For purposes of standardization, instead of generating those "magic" SPAKE2
base points randomly using unbiased US dollar coins in some other agency's
back room, I'd expect you'd be using "verifiably pseudorandom" points based
on some seed (which shouldn't be an unacceptable leap of faith if you're
already relying on the Random Oracle Model for your security proofs), but
using Elligator to obtain proper mask values more directly seems like a
good alternative.


Furthermore, if a completely symmetric PAKE is desired, there’s nothing
> really wrong with setting these two blinding factors to the same value.
>  That is, they can both be M^hash(password) or Elligator(hash(“M to the”,
> password)).  The disadvantage is in the proof: the proof will now be based
> on “CDH squaring” instead of regular CDH, i.e. computing g^(x^2) from
> (g,g^x).  Because of quarter-squares the two problems are equivalent, but
> it changes the epsilon^2 in SPAKE to an epsilon^4.  This isn’t a huge deal,
> and if you prefer stronger proof frameworks like Kudla-Patterson’s GapDH
> trick, then it doesn’t change the bounds at all.
>

Note that there's also a SPAKE variant called SOKE, which only masks one of
the DH shares in the first place (
http://www.bmoeller.de/pdf/soke-asiaccs2006.pdf; this was *meant* for TLS,
but due to patent concerns at the time was soon replaced by a thoroughly
gimmicky protocol that you don't really want to know about, and hence the
I-D was never completed).



> * Is the completely symmetric PAKE desirable?
> * Is SRP-style augmentation desirable?  Should it be optional?

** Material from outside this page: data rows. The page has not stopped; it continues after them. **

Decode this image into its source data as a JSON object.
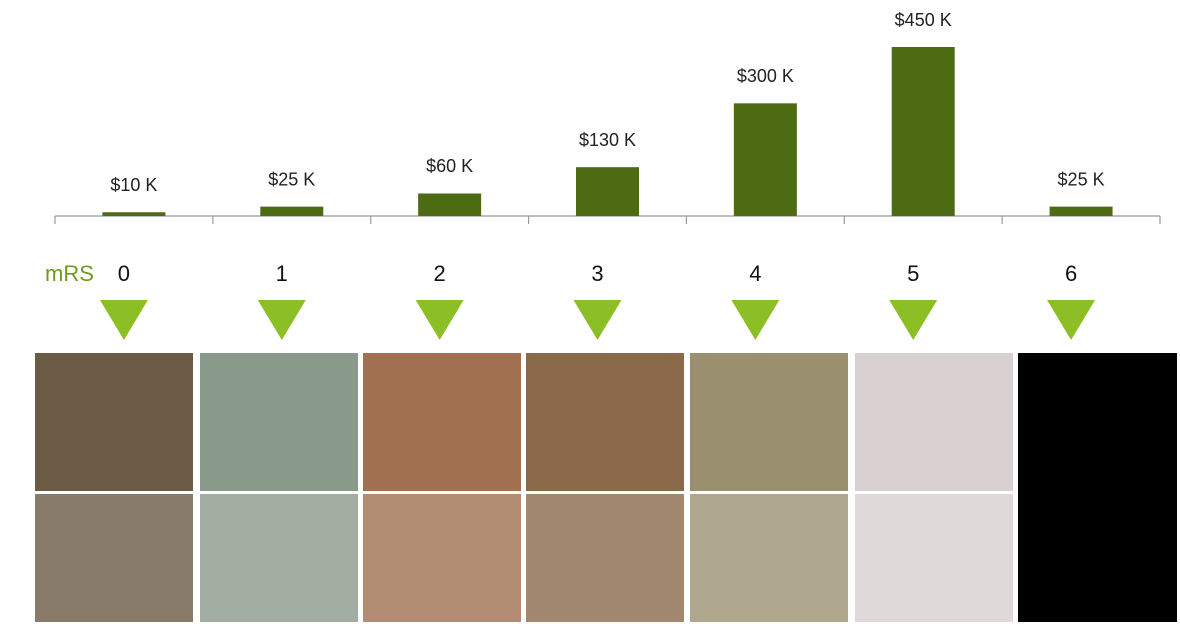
{
  "chart_data": {
    "type": "bar",
    "x_label": "mRS",
    "categories": [
      "0",
      "1",
      "2",
      "3",
      "4",
      "5",
      "6"
    ],
    "values": [
      10,
      25,
      60,
      130,
      300,
      450,
      25
    ],
    "value_labels": [
      "$10 K",
      "$25 K",
      "$60 K",
      "$130 K",
      "$300 K",
      "$450 K",
      "$25 K"
    ],
    "color": "#4d6b12"
  }
}
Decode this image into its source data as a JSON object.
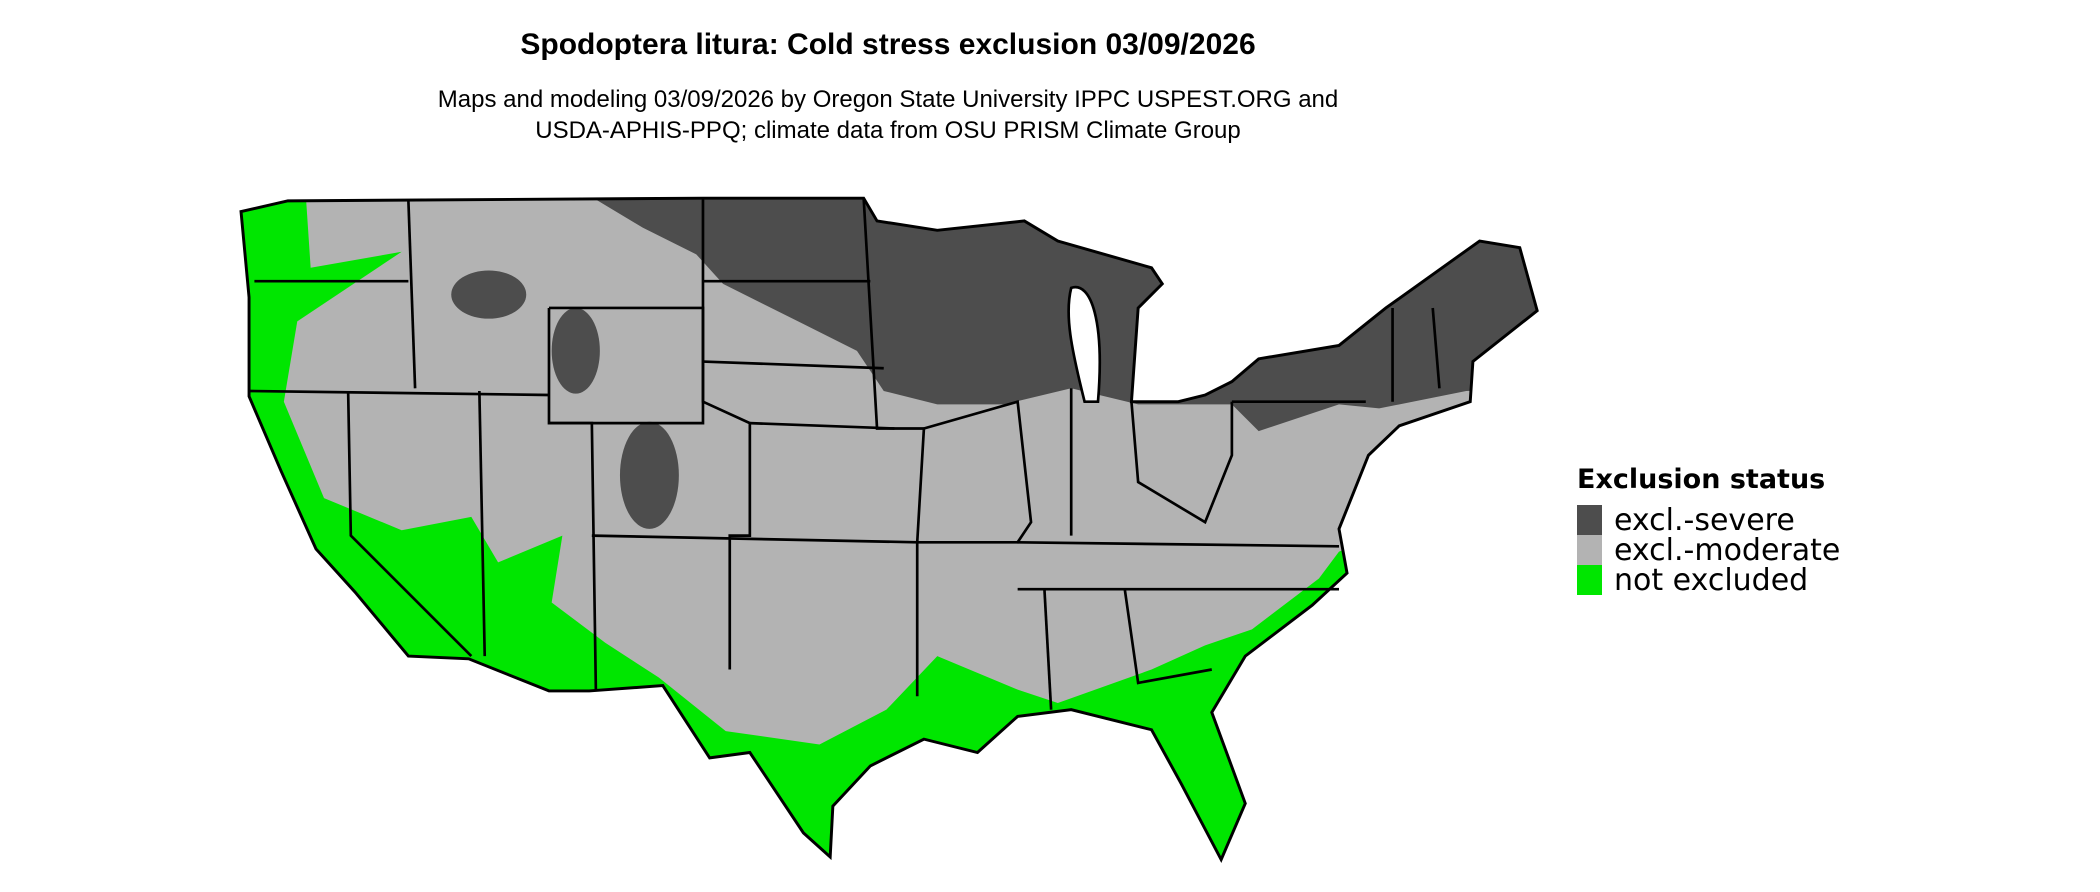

By "SRP-style" augmentation I think you mean a verifier-based PAKE in
general, right?  ("Verifier-based" = the password information as held by
the server cannot be used to impersonate the client to other server
instances, and is rather merely a verifier to check that the client holds
such information.  I don't like the term "augmented" for this because it
appear to refer to an implementation detail of certain solutions, notably
the original Bellovin-Merrit Augmented EKE.)

I think having a verifier-based protocol is highly desirable, but that this
can be optional if that's sufficiently justified by efficiency advantages.